A crucial problem for an information extraction system is the disambiguation of the recognized named entities. Suppose you’ve got a vocabulary of phrases and key words for the entity in question, and a grammar containing various structural templates corresponding to different syntactic patterns of the entity and relying on the words and phrases from the vocabulary. This model roughly corresponds to our NLP-system exploited in Ontos. The immediately arising problem is that these templates are applied independently and allow for intersection of entities generated by different templates.
Take the string (1) as an input for such a model.
(1) President of Kimberly Clark Corporation Steven R. Kalmanson
When we apply all the variety of templates from the grammar, we’ll have a piled up tile of annotations subsecting and intersecting with each other.
For sure this picture is not what we’d like to get as an output. Rather, we’d like to see a finely plain structure of annotations without any intersections. Moreover, on the above picture there are some annotations that should remain in the new structure, and annotations (specifically all others) which we wouldn’t like to see any more in our lives. So how to rule out the incorrect annotations?
The solution developed in our team is the following. Recall that each annotation from the above picture arises from a specific template, and every template is motivated by some heuristics. Then some heuristics are relyible in a wide range of cases as they usually give a correct output, and some heuristics are not: we can pin our hopes on them only if we don’t have any stronger one at hand. Consequently we can rank our heuristics by assigning different weights to the templates used in our grammar. The more trustworthy is a template, the higher rank it gets.

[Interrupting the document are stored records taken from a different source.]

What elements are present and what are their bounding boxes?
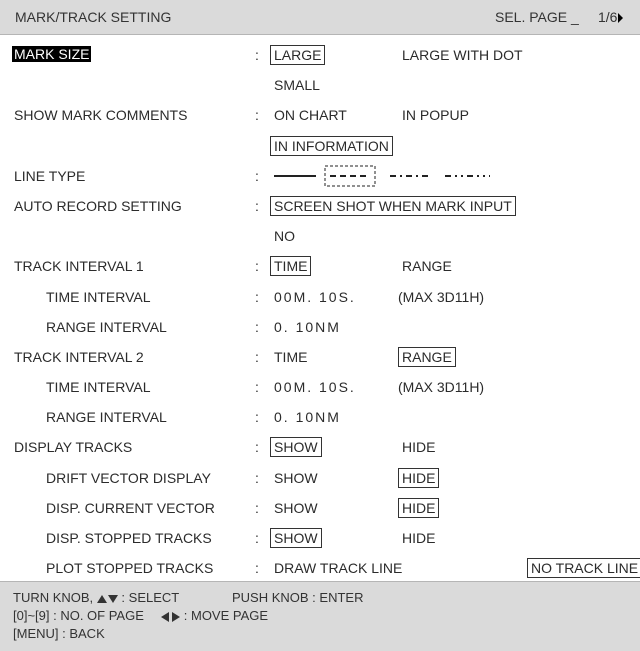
option-hide[interactable]: HIDE	[402, 439, 435, 455]
colon: :	[255, 409, 259, 426]
option-show[interactable]: SHOW	[274, 470, 318, 486]
colon: :	[255, 197, 259, 214]
range-interval-label: RANGE INTERVAL	[46, 409, 167, 426]
footer-line-2: [0]~[9] : NO. OF PAGE : MOVE PAGE	[13, 608, 268, 623]
option-show[interactable]: SHOW	[270, 528, 322, 548]
footer-line-1: TURN KNOB, : SELECT	[13, 590, 179, 605]
mark-size-label[interactable]: MARK SIZE	[12, 46, 92, 62]
colon: :	[255, 379, 259, 396]
option-in-information[interactable]: IN INFORMATION	[270, 135, 393, 156]
option-no-track-line[interactable]: NO TRACK LINE	[527, 558, 640, 579]
time-interval-max-note: (MAX 3D11H)	[398, 288, 485, 305]
page-indicator-text: 1/6	[598, 9, 618, 25]
option-draw-track-line[interactable]: DRAW TRACK LINE	[274, 560, 402, 576]
row-disp-stopped-tracks[interactable]: DISP. STOPPED TRACKS : SHOW HIDE	[0, 523, 640, 553]
colon: :	[255, 499, 259, 516]
range-interval-value[interactable]: 0. 10NM	[274, 409, 341, 425]
row-display-tracks[interactable]: DISPLAY TRACKS : SHOW HIDE	[0, 432, 640, 462]
line-type-options	[274, 165, 490, 187]
menu-header: MARK/TRACK SETTING SEL. PAGE _ 1/6	[0, 0, 640, 35]
option-no[interactable]: NO	[274, 228, 295, 244]
row-show-mark-comments[interactable]: SHOW MARK COMMENTS : ON CHART IN POPUP	[0, 100, 640, 130]
colon: :	[255, 288, 259, 305]
select-text: : SELECT	[121, 590, 180, 605]
range-interval-label: RANGE INTERVAL	[46, 318, 167, 335]
help-footer: TURN KNOB, : SELECT PUSH KNOB : ENTER [0…	[0, 581, 640, 651]
option-large-with-dot[interactable]: LARGE WITH DOT	[402, 47, 523, 63]
menu-back-text: [MENU] : BACK	[13, 626, 105, 641]
row-track-interval-2[interactable]: TRACK INTERVAL 2 : TIME RANGE	[0, 342, 640, 372]
row-time-interval-1[interactable]: TIME INTERVAL : 00M. 10S. (MAX 3D11H)	[0, 282, 640, 312]
option-time[interactable]: TIME	[270, 256, 312, 277]
page-indicator: 1/6	[598, 9, 624, 25]
colon: :	[255, 530, 259, 546]
colon: :	[255, 258, 259, 275]
track-interval-2-label: TRACK INTERVAL 2	[14, 348, 144, 365]
next-page-arrow-icon[interactable]	[618, 13, 624, 24]
push-knob-text: PUSH KNOB : ENTER	[232, 590, 364, 605]
show-mark-comments-label: SHOW MARK COMMENTS	[14, 107, 188, 124]
move-page-text: : MOVE PAGE	[183, 608, 269, 623]
settings-list: MARK SIZE : LARGE LARGE WITH DOT SMALL S…	[0, 40, 640, 583]
row-time-interval-2[interactable]: TIME INTERVAL : 00M. 10S. (MAX 3D11H)	[0, 372, 640, 402]
sel-page-label: SEL. PAGE _	[495, 9, 579, 25]
option-show[interactable]: SHOW	[270, 437, 322, 458]
row-range-interval-2[interactable]: RANGE INTERVAL : 0. 10NM	[0, 402, 640, 432]
row-range-interval-1[interactable]: RANGE INTERVAL : 0. 10NM	[0, 312, 640, 342]
option-range[interactable]: RANGE	[398, 346, 456, 367]
down-arrow-icon	[107, 594, 118, 603]
option-hide[interactable]: HIDE	[398, 467, 440, 488]
display-tracks-label: DISPLAY TRACKS	[14, 439, 133, 456]
right-arrow-icon	[172, 611, 181, 622]
time-interval-max-note: (MAX 3D11H)	[398, 379, 485, 396]
option-screen-shot[interactable]: SCREEN SHOT WHEN MARK INPUT	[270, 195, 516, 216]
row-show-mark-comments-2: IN INFORMATION	[0, 131, 640, 161]
row-disp-current-vector[interactable]: DISP. CURRENT VECTOR : SHOW HIDE	[0, 493, 640, 523]
row-drift-vector[interactable]: DRIFT VECTOR DISPLAY : SHOW HIDE	[0, 463, 640, 493]
option-on-chart[interactable]: ON CHART	[274, 107, 347, 123]
option-hide[interactable]: HIDE	[402, 530, 435, 546]
option-large[interactable]: LARGE	[270, 45, 326, 65]
disp-current-vector-label: DISP. CURRENT VECTOR	[46, 499, 215, 516]
line-type-label: LINE TYPE	[14, 167, 86, 184]
up-arrow-icon	[96, 594, 107, 603]
range-interval-value[interactable]: 0. 10NM	[274, 319, 341, 335]
colon: :	[255, 439, 259, 456]
row-plot-stopped-tracks[interactable]: PLOT STOPPED TRACKS : DRAW TRACK LINE NO…	[0, 553, 640, 583]
option-range[interactable]: RANGE	[402, 258, 452, 274]
colon: :	[255, 47, 259, 63]
colon: :	[255, 167, 259, 184]
option-in-popup[interactable]: IN POPUP	[402, 107, 469, 123]
turn-knob-text: TURN KNOB,	[13, 590, 94, 605]
row-line-type[interactable]: LINE TYPE :	[0, 161, 640, 191]
row-auto-record-2: NO	[0, 221, 640, 251]
drift-vector-label: DRIFT VECTOR DISPLAY	[46, 469, 211, 486]
option-time[interactable]: TIME	[274, 349, 307, 365]
page-number-keys-text: [0]~[9] : NO. OF PAGE	[13, 608, 144, 623]
time-interval-label: TIME INTERVAL	[46, 379, 151, 396]
colon: :	[255, 318, 259, 335]
plot-stopped-tracks-label: PLOT STOPPED TRACKS	[46, 560, 214, 577]
row-auto-record[interactable]: AUTO RECORD SETTING : SCREEN SHOT WHEN M…	[0, 191, 640, 221]
colon: :	[255, 469, 259, 486]
colon: :	[255, 107, 259, 124]
left-arrow-icon	[161, 611, 170, 622]
disp-stopped-tracks-label: DISP. STOPPED TRACKS	[46, 530, 212, 546]
auto-record-label: AUTO RECORD SETTING	[14, 197, 182, 214]
time-interval-label: TIME INTERVAL	[46, 288, 151, 305]
option-show[interactable]: SHOW	[274, 500, 318, 516]
option-hide[interactable]: HIDE	[398, 497, 440, 518]
time-interval-value[interactable]: 00M. 10S.	[274, 289, 356, 305]
row-mark-size-2: SMALL	[0, 70, 640, 100]
time-interval-value[interactable]: 00M. 10S.	[274, 379, 356, 395]
colon: :	[255, 560, 259, 577]
row-mark-size[interactable]: MARK SIZE : LARGE LARGE WITH DOT	[0, 40, 640, 70]
row-track-interval-1[interactable]: TRACK INTERVAL 1 : TIME RANGE	[0, 251, 640, 281]
colon: :	[255, 348, 259, 365]
option-small[interactable]: SMALL	[274, 77, 320, 93]
menu-title: MARK/TRACK SETTING	[15, 9, 172, 25]
track-interval-1-label: TRACK INTERVAL 1	[14, 258, 144, 275]
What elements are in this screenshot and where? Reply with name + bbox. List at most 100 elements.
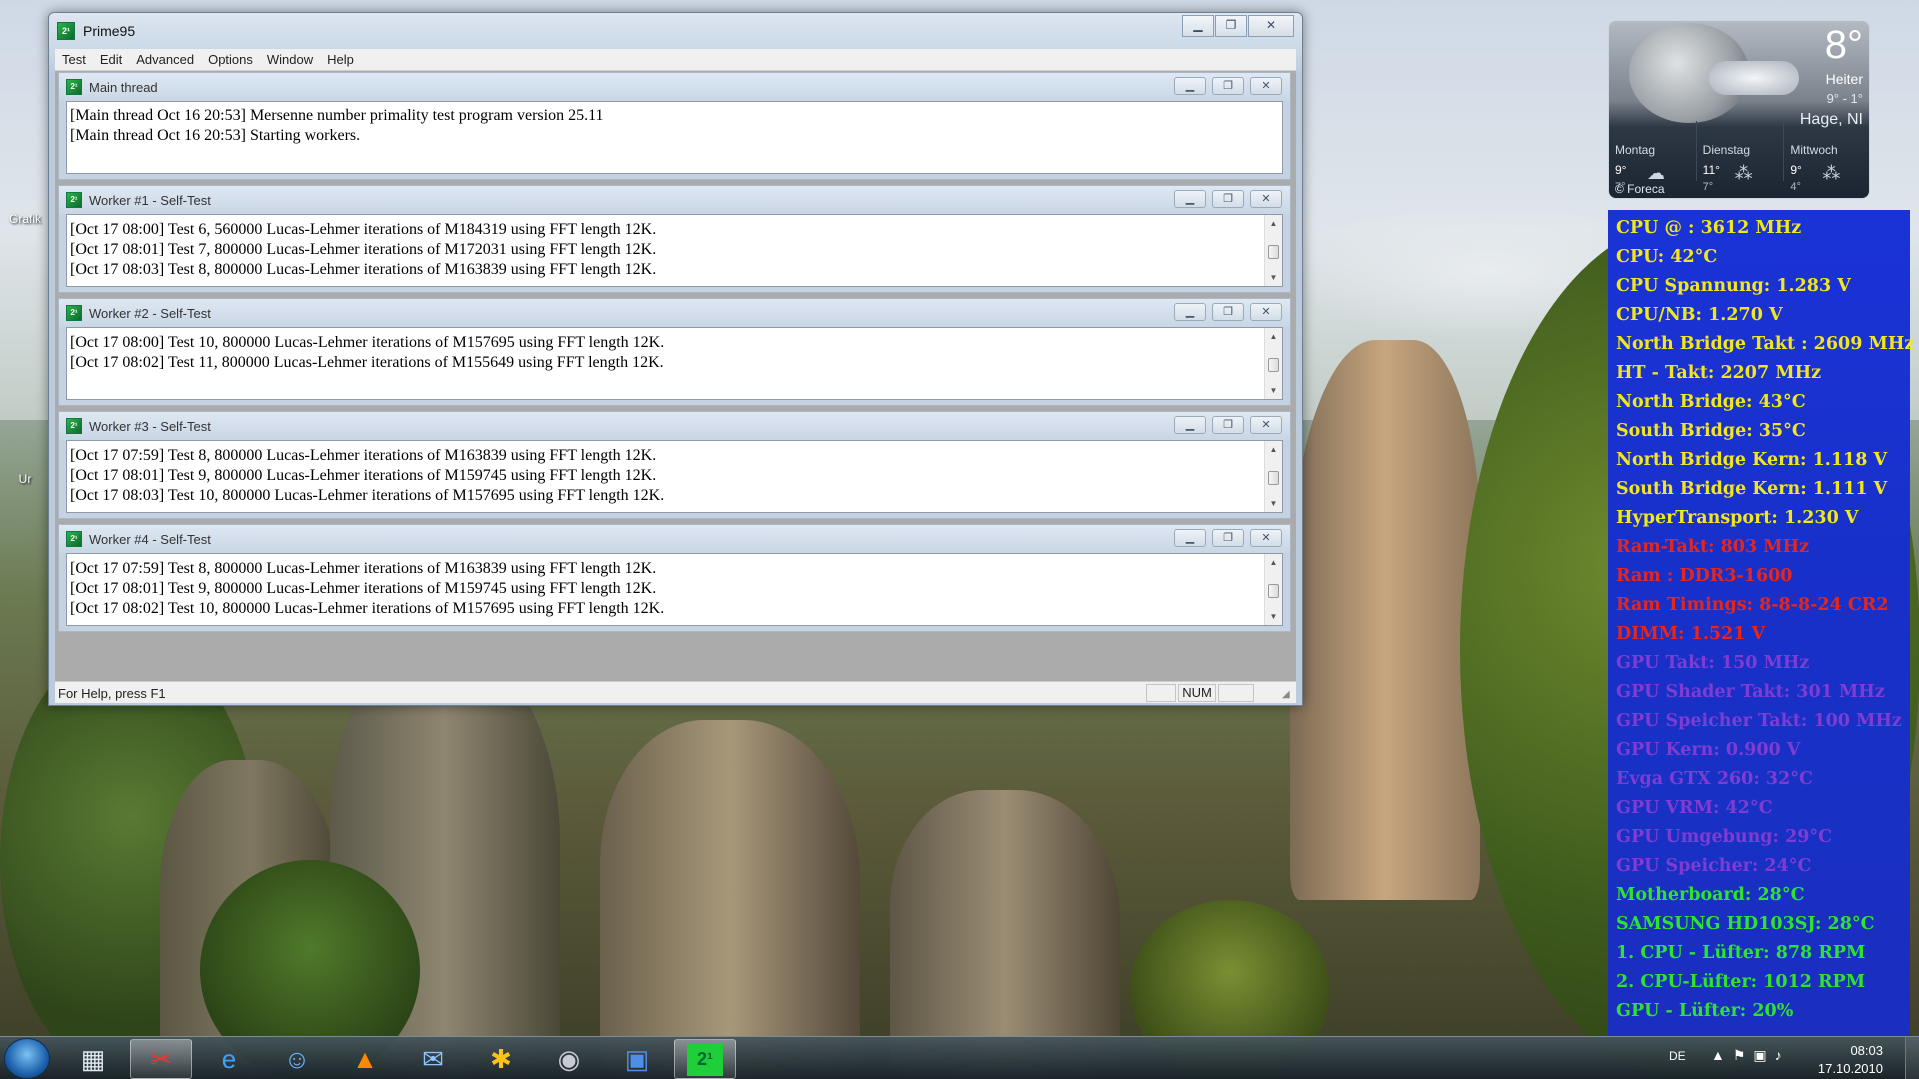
vertical-scrollbar[interactable]: ▲ ▼ bbox=[1264, 554, 1282, 625]
scroll-up-icon[interactable]: ▲ bbox=[1265, 328, 1282, 345]
close-button[interactable]: ✕ bbox=[1250, 529, 1282, 547]
menu-test[interactable]: Test bbox=[55, 52, 93, 67]
scroll-up-icon[interactable]: ▲ bbox=[1265, 215, 1282, 232]
worker-4-window[interactable]: 2¹ Worker #4 - Self-Test ▁ ❐ ✕ [Oct 17 0… bbox=[58, 524, 1291, 632]
minimize-button[interactable]: ▁ bbox=[1174, 77, 1206, 95]
scroll-up-icon[interactable]: ▲ bbox=[1265, 554, 1282, 571]
taskbar-button[interactable]: 2¹ bbox=[674, 1039, 736, 1079]
log-output[interactable]: [Oct 17 08:00] Test 6, 560000 Lucas-Lehm… bbox=[66, 214, 1283, 287]
log-output[interactable]: [Main thread Oct 16 20:53] Mersenne numb… bbox=[66, 101, 1283, 174]
scroll-down-icon[interactable]: ▼ bbox=[1265, 608, 1282, 625]
scroll-thumb[interactable] bbox=[1268, 584, 1279, 598]
virtualbox-icon: ▣ bbox=[624, 1043, 650, 1074]
minimize-button[interactable]: ▁ bbox=[1174, 529, 1206, 547]
child-titlebar[interactable]: 2¹ Main thread ▁ ❐ ✕ bbox=[59, 73, 1290, 101]
restore-button[interactable]: ❐ bbox=[1212, 190, 1244, 208]
child-titlebar[interactable]: 2¹ Worker #3 - Self-Test ▁ ❐ ✕ bbox=[59, 412, 1290, 440]
forecast-high: 11° bbox=[1702, 163, 1720, 177]
close-button[interactable]: ✕ bbox=[1250, 416, 1282, 434]
prime95-icon: 2¹ bbox=[66, 192, 82, 208]
taskbar-button[interactable]: e bbox=[198, 1039, 260, 1079]
main-thread-window[interactable]: 2¹ Main thread ▁ ❐ ✕ [Main thread Oct 16… bbox=[58, 72, 1291, 180]
sensor-reading: SAMSUNG HD103SJ: 28°C bbox=[1616, 914, 1875, 934]
taskbar-button[interactable]: ✱ bbox=[470, 1039, 532, 1079]
status-bar: For Help, press F1 NUM ◢ bbox=[55, 681, 1296, 703]
restore-button[interactable]: ❐ bbox=[1212, 77, 1244, 95]
menu-window[interactable]: Window bbox=[260, 52, 320, 67]
scroll-thumb[interactable] bbox=[1268, 471, 1279, 485]
network-icon[interactable]: ▣ bbox=[1753, 1047, 1774, 1063]
weather-gadget[interactable]: 8° Heiter 9° - 1° Hage, NI Montag 9° 7° … bbox=[1608, 20, 1870, 199]
minimize-button[interactable]: ▁ bbox=[1182, 15, 1214, 37]
scroll-thumb[interactable] bbox=[1268, 358, 1279, 372]
resize-grip-icon[interactable]: ◢ bbox=[1282, 689, 1294, 701]
vertical-scrollbar[interactable]: ▲ ▼ bbox=[1264, 328, 1282, 399]
desktop-icon[interactable]: Grafik bbox=[0, 212, 50, 226]
sensor-reading: South Bridge Kern: 1.111 V bbox=[1616, 479, 1888, 499]
sensor-reading: GPU Umgebung: 29°C bbox=[1616, 827, 1833, 847]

Besides, for each type of conflict we will use a resolving rule formulated with respect to the weights of the annotations in conflict. These rules will constitute a special module called Minimization. After Minimization is applied, we get the desired output.
So that’s how it works. Although sometimes we get an incorrect analysis (when the ranking of specific templates occasionally goes wrong or when the correct hypothesis is absent), we never get intersections.